Graph Signal Diffusion Models for Wireless Resource Allocation
This addresses resource allocation problems in wireless networks, offering an incremental improvement by amortizing iterative expert policies for faster inference.
The paper tackles constrained resource optimization in wireless networks with graph-structured interference by training a diffusion model policy to match expert conditional distributions over allocations, achieving near-optimal ergodic sum-rate utility and near-feasible ergodic minimum-rates in a power-control case study.

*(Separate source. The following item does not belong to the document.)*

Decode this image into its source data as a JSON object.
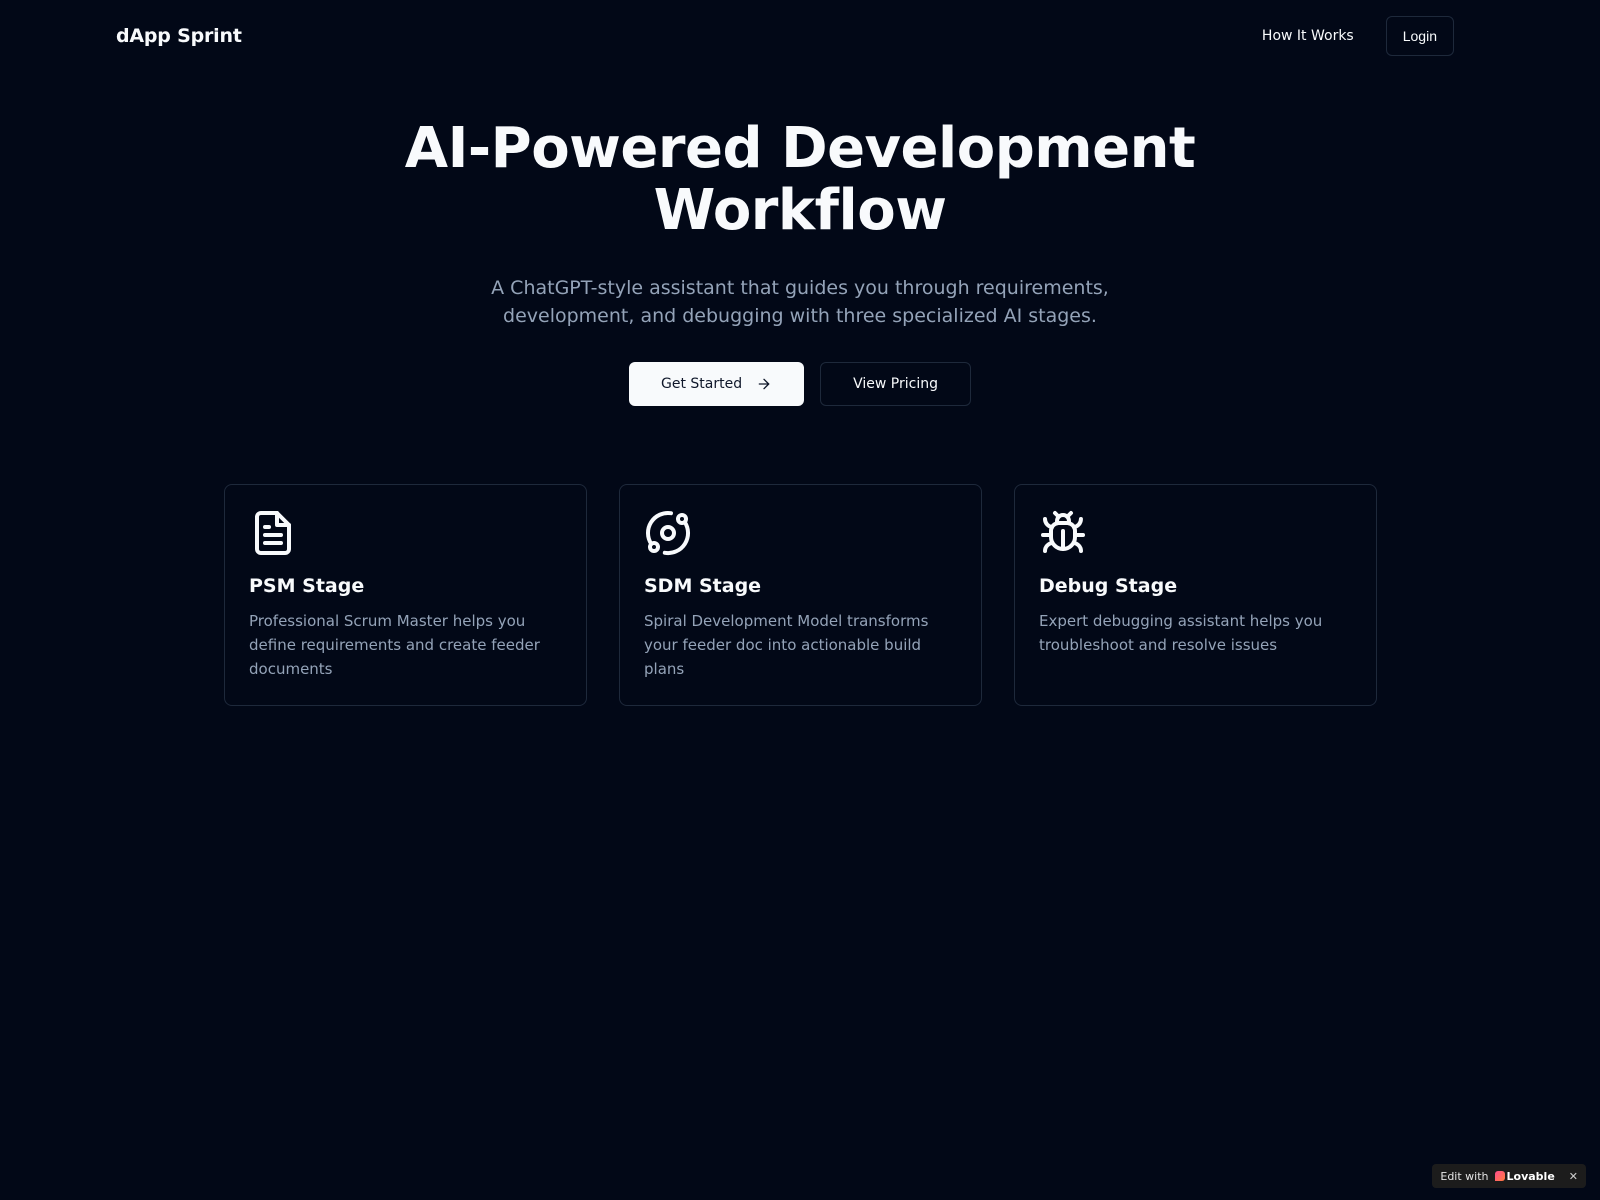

We consider constrained ergodic resource optimization in wireless networks with graph-structured interference. We train a diffusion model policy to match expert conditional distributions over resource allocations. By leveraging a primal-dual (expert) algorithm, we generate primal iterates that serve as draws from the corresponding expert conditionals for each training network instance. We view the allocations as stochastic graph signals supported on known channel state graphs. We implement the diffusion model architecture as a U-Net hierarchy of graph neural network (GNN) blocks, conditioned on the channel states and additional node states. At inference, the learned generative model amortizes the iterative expert policy by directly sampling allocation vectors from the near-optimal conditional distributions. In a power-control case study, we show that time-sharing the generated power allocations achieves near-optimal ergodic sum-rate utility and near-feasible ergodic minimum-rates, with strong generalization and transferability across network states.